Ocasio-Cortez, at the time, was a key organizer for Sanders for DSA during the New York Democratic primary. Since then, progressive activists linked to these organizations have run their campaigns with a keen focus on leftist policy as well as an emphasis on their small-time roots and resistance to PACs, SuperPACs and other big money from high-ranking donors.
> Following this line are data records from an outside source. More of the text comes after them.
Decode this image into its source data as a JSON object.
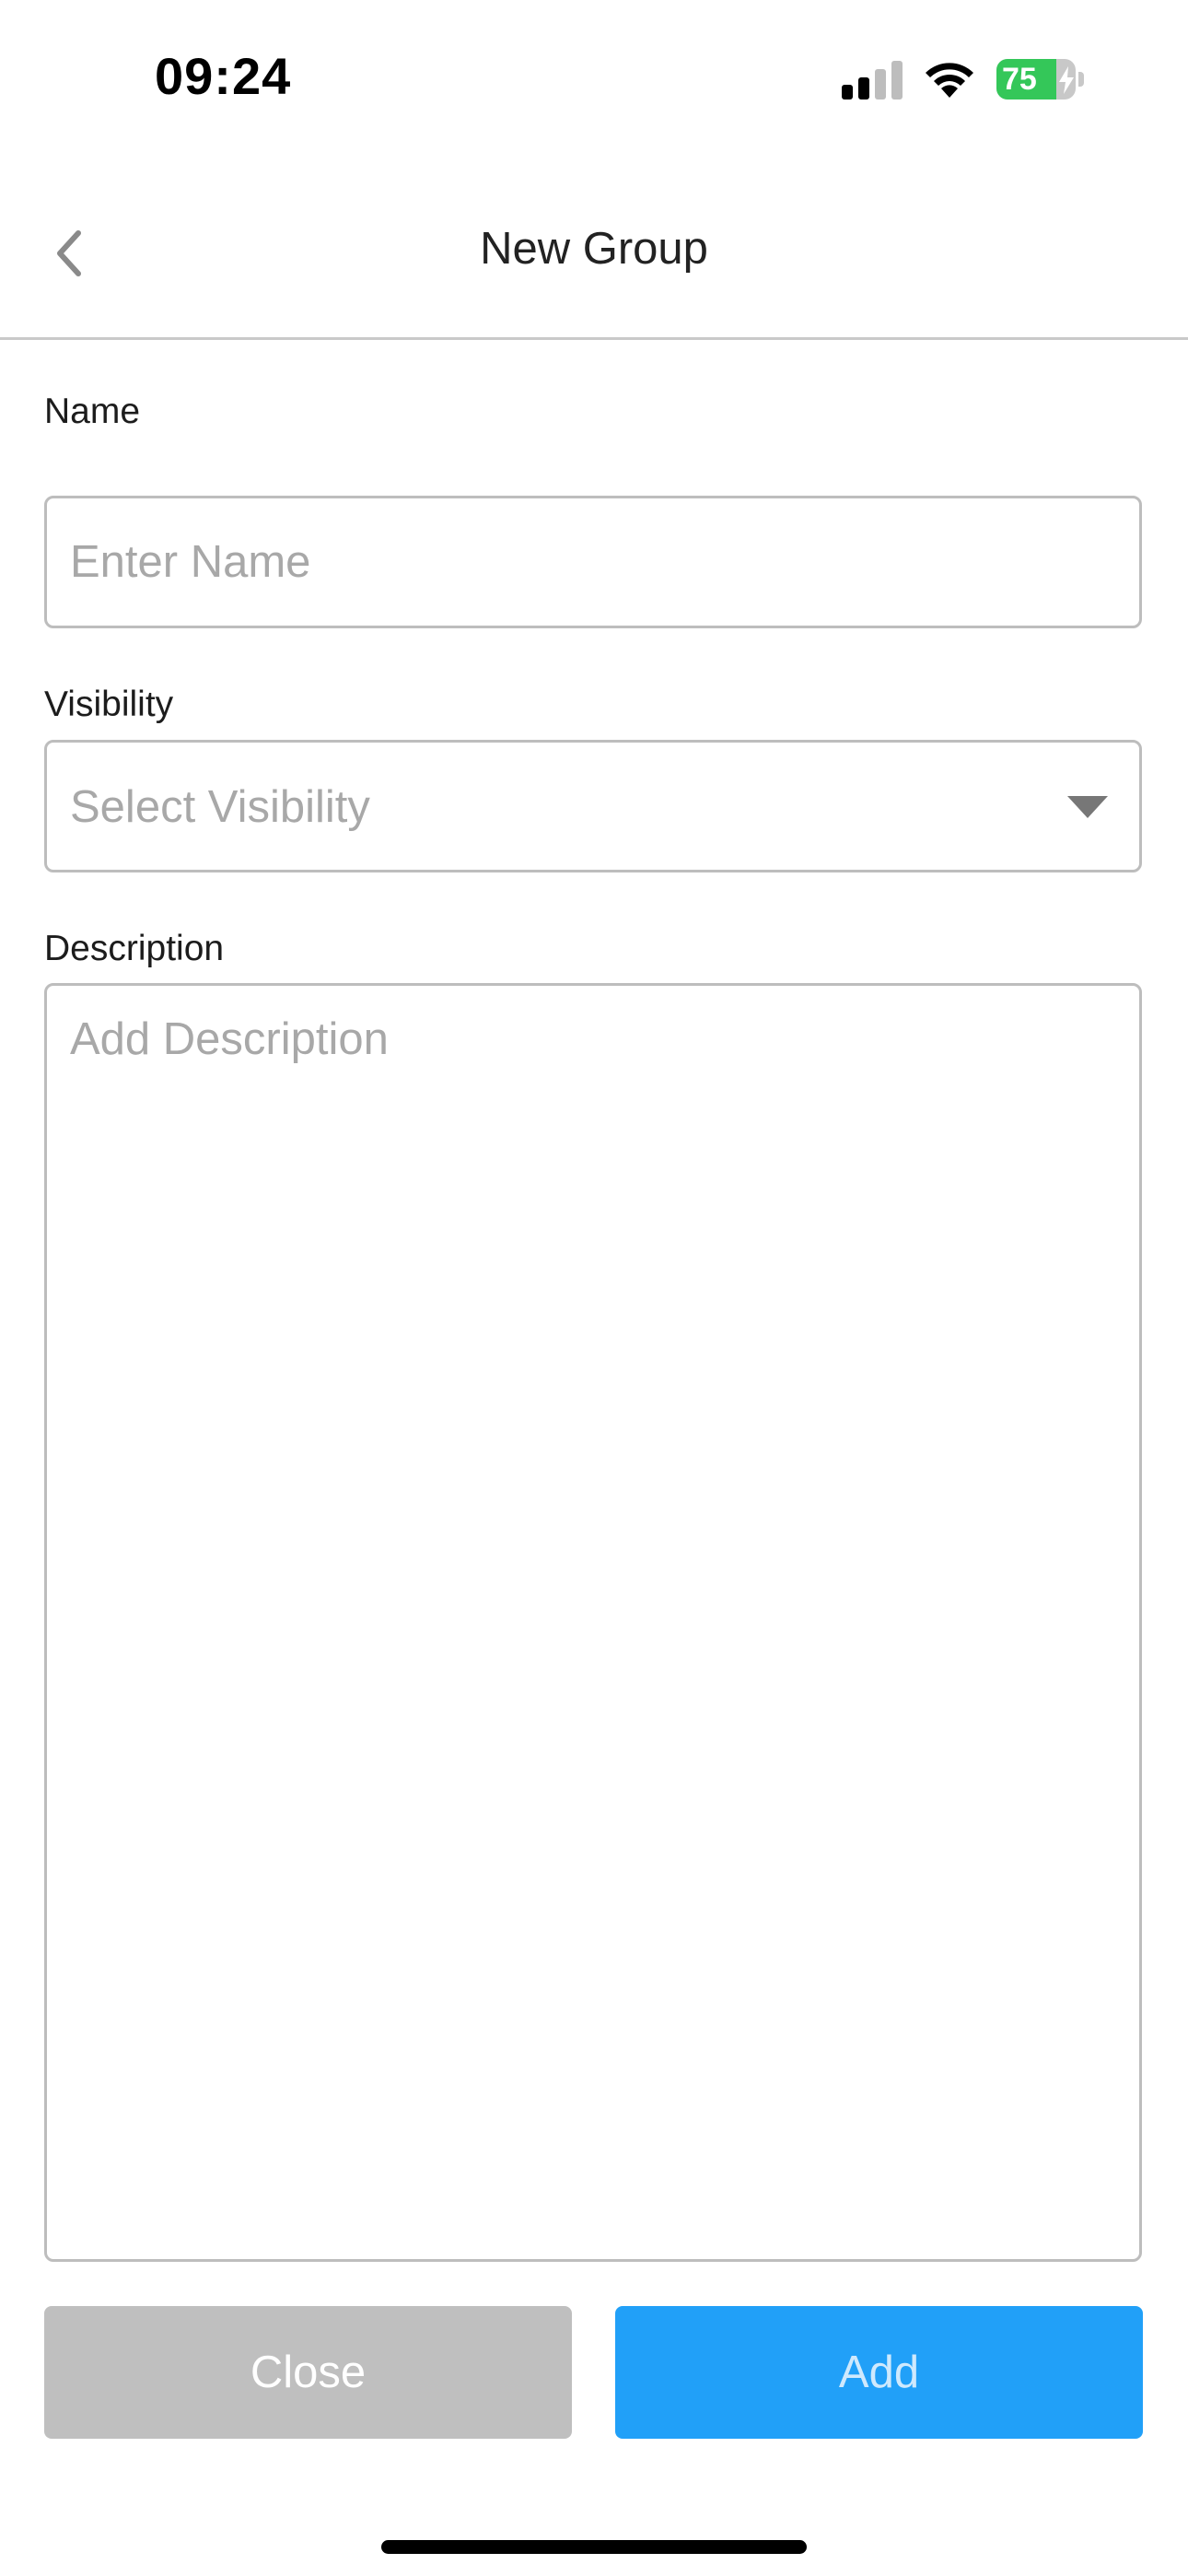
{
  "status_bar": {
    "time": "09:24",
    "battery_level": "75",
    "battery_percent_fill": 75,
    "icons": [
      "signal-icon",
      "wifi-icon",
      "battery-icon",
      "charging-bolt-icon"
    ]
  },
  "header": {
    "title": "New Group",
    "back_icon": "chevron-left-icon"
  },
  "form": {
    "name": {
      "label": "Name",
      "value": "",
      "placeholder": "Enter Name"
    },
    "visibility": {
      "label": "Visibility",
      "selected_value": "",
      "placeholder": "Select Visibility",
      "icon": "caret-down-icon"
    },
    "description": {
      "label": "Description",
      "value": "",
      "placeholder": "Add Description"
    }
  },
  "actions": {
    "close_label": "Close",
    "add_label": "Add"
  },
  "colors": {
    "add_button": "#21a0f8",
    "close_button": "#bfbfbf",
    "battery_fill": "#34c759",
    "placeholder_text": "#a8a8a8",
    "border": "#bdbdbd"
  }
}
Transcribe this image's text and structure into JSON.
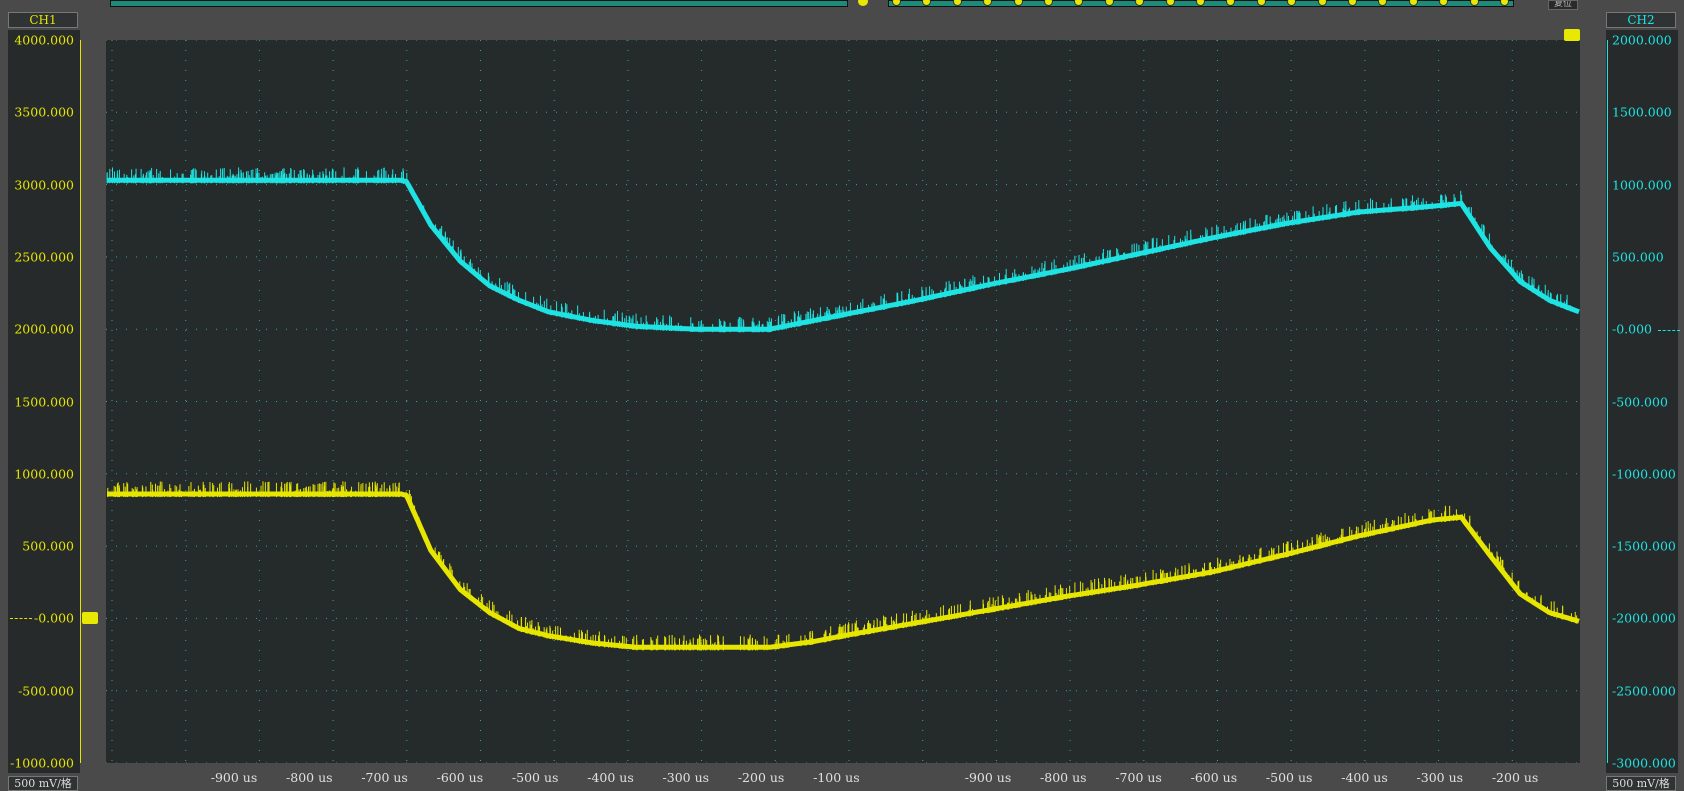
{
  "channels": {
    "ch1": {
      "label": "CH1",
      "scale": "500 mV/格",
      "color": "#e6e600"
    },
    "ch2": {
      "label": "CH2",
      "scale": "500 mV/格",
      "color": "#1fe3e3"
    }
  },
  "toolbar": {
    "reset_label": "复位"
  },
  "left_axis_ticks": [
    "4000.000",
    "3500.000",
    "3000.000",
    "2500.000",
    "2000.000",
    "1500.000",
    "1000.000",
    "500.000",
    "-0.000",
    "-500.000",
    "-1000.000"
  ],
  "right_axis_ticks": [
    "2000.000",
    "1500.000",
    "1000.000",
    "500.000",
    "-0.000",
    "-500.000",
    "-1000.000",
    "-1500.000",
    "-2000.000",
    "-2500.000",
    "-3000.000"
  ],
  "x_axis_ticks": [
    "-900 us",
    "-800 us",
    "-700 us",
    "-600 us",
    "-500 us",
    "-400 us",
    "-300 us",
    "-200 us",
    "-100 us",
    "-900 us",
    "-800 us",
    "-700 us",
    "-600 us",
    "-500 us",
    "-400 us",
    "-300 us",
    "-200 us"
  ],
  "chart_data": {
    "type": "line",
    "grid": true,
    "x_ticks": [
      "-900 us",
      "-800 us",
      "-700 us",
      "-600 us",
      "-500 us",
      "-400 us",
      "-300 us",
      "-200 us",
      "-100 us",
      "-900 us",
      "-800 us",
      "-700 us",
      "-600 us",
      "-500 us",
      "-400 us",
      "-300 us",
      "-200 us"
    ],
    "y_left_range": [
      -1000,
      4000
    ],
    "y_right_range": [
      -3000,
      2000
    ],
    "series": [
      {
        "name": "CH2",
        "axis": "right",
        "color": "#1fe3e3",
        "t": [
          0,
          0.2,
          0.2035,
          0.22,
          0.24,
          0.26,
          0.28,
          0.3,
          0.33,
          0.36,
          0.4,
          0.45,
          0.5,
          0.55,
          0.6,
          0.65,
          0.7,
          0.75,
          0.8,
          0.85,
          0.9,
          0.92,
          0.94,
          0.96,
          0.98,
          1.0
        ],
        "values": [
          1030,
          1030,
          1020,
          720,
          470,
          300,
          200,
          120,
          60,
          20,
          0,
          0,
          100,
          200,
          310,
          410,
          520,
          630,
          730,
          810,
          850,
          870,
          560,
          330,
          200,
          120
        ]
      },
      {
        "name": "CH1",
        "axis": "left",
        "color": "#e6e600",
        "t": [
          0,
          0.2,
          0.2035,
          0.22,
          0.24,
          0.26,
          0.28,
          0.3,
          0.33,
          0.36,
          0.4,
          0.45,
          0.48,
          0.5,
          0.55,
          0.6,
          0.65,
          0.7,
          0.75,
          0.8,
          0.85,
          0.9,
          0.92,
          0.94,
          0.96,
          0.98,
          1.0
        ],
        "values": [
          860,
          860,
          850,
          470,
          200,
          40,
          -70,
          -120,
          -170,
          -200,
          -200,
          -200,
          -160,
          -120,
          -30,
          60,
          150,
          230,
          320,
          440,
          570,
          680,
          700,
          430,
          170,
          40,
          -20
        ]
      }
    ]
  }
}
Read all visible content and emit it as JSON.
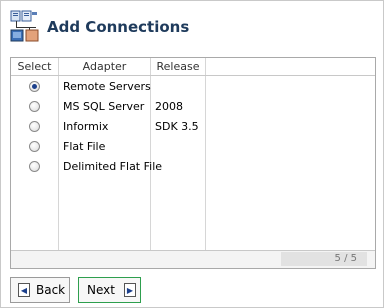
{
  "title": "Add Connections",
  "grid": {
    "columns": [
      "Select",
      "Adapter",
      "Release"
    ],
    "rows": [
      {
        "selected": true,
        "adapter": "Remote Servers",
        "release": ""
      },
      {
        "selected": false,
        "adapter": "MS SQL Server",
        "release": "2008"
      },
      {
        "selected": false,
        "adapter": "Informix",
        "release": "SDK 3.5"
      },
      {
        "selected": false,
        "adapter": "Flat File",
        "release": ""
      },
      {
        "selected": false,
        "adapter": "Delimited Flat File",
        "release": ""
      }
    ],
    "pager": "5 / 5"
  },
  "buttons": {
    "back_label": "Back",
    "next_label": "Next"
  },
  "icons": {
    "header": "connections-icon",
    "back": "arrow-left-icon",
    "next": "arrow-right-icon"
  },
  "colors": {
    "title": "#1f3b5c",
    "next_border": "#2e9f4e",
    "radio_dot": "#1b3f8b"
  }
}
These policies include: Medicare-for-all, federal jobs guarantee, tuition-free college, the repeal of Citizens United, abolishment of ICE, the restoration of financial regulations such as Glass-Steagall, an end to the war on drugs, and federal bans on the private prison industry. All the left-wing populist boxes ticked without holding back because of consultant analysis or “electability” scares. Now the Democratic candidate set to represent the Bronx and Queens, which are heavily left-wing, it’s almost certain she’ll win the seat come November.
“I’m an organizer, I’m an educator, I’m an activist,” she told Vogue, explaining her attraction to progressive politics. “There is no other force, there is no other party, there is no other real ideology out there right now that is asserting the minimum elements necessary to lead a dignified American life.”
Crowley, on the other hand, often hailed himself as the “young” and “progressive” 56-year-old successor to current minority leader Rep. Nancy Pelosi (D-CA). With these labels and assumptions hilarious on their face, Crowley’s record is distinctly different than his progressive challenger who, during his televised debate with Ocasio-Cortez — 1 of 3 debates that he actually attended — made his pitch to voters that echoed the out-of-touch message of former presidential nominee Hillary Clinton: “I oppose Trump.” This is true, given they disagree 82 percent on policy, however, FiveThirtyEight discovered that Rep. Crowley was actually to the right of the president on a number of key issues — trade, welfare, as well as personal liberty and privacy protections under the first and fourth amendment.
During his 10-term tenure, Rep. Crowley has backed the Iraq War, backed constitutional amendments to ban flag burning, voted against the president in saying public officials (using the Foreign Intelligence Surveillance Act (FISA)) should be allowed to have broad powers to search and read private message accidentally collected without a warrant, and has supported outsourcing trade deals such as NAFTA and the Trans-Pacific Partnership (TPP) — which held provisions that allowed oil companies to sue the government for key environmental regulations that affect their profits. According to reports from The Intercept, Rep. Crowley even took an appointment with the BGR group, the Republican-linked lobbying firm with ties to Bush administration, known for their own anti-Trump neoconservative beliefs, in the lead up to the Tuesday race.
Yet with all the money in the world, spending over $100,000 of his own money to win a campaign in a district where the median income is $53,512, anti-Trump rhetoric that labeled the man a “fascist” wasn’t enough to save a race about diverse representation (40 percent Latino, 32 percent white, 15 percent Asian, and 14 percent black), where voters cared about the economic policy substance more than weasel words.
“We beat a machine with a movement, and that is what we have done today,” Ocasio-Cortez told supporters Tuesday night. “Working-class Americans want a clear champion and there is nothing radical about moral clarity in 2018.”
No one saw Ocasio-Cortez’s victory coming, and it has the establishment media and politicians scared into perpetual analysis — with no Russian ties to use as a diversion. Kicking and screaming, Democrats are now being pushed from the all-American right to the international center of progressive politics. In upcoming races with likes of progressives such as Cynthia Nixon, the contender against New York’s controversial Andrew Cuomo for governor, the blue wave is coming — and even top leaders won’t be spared.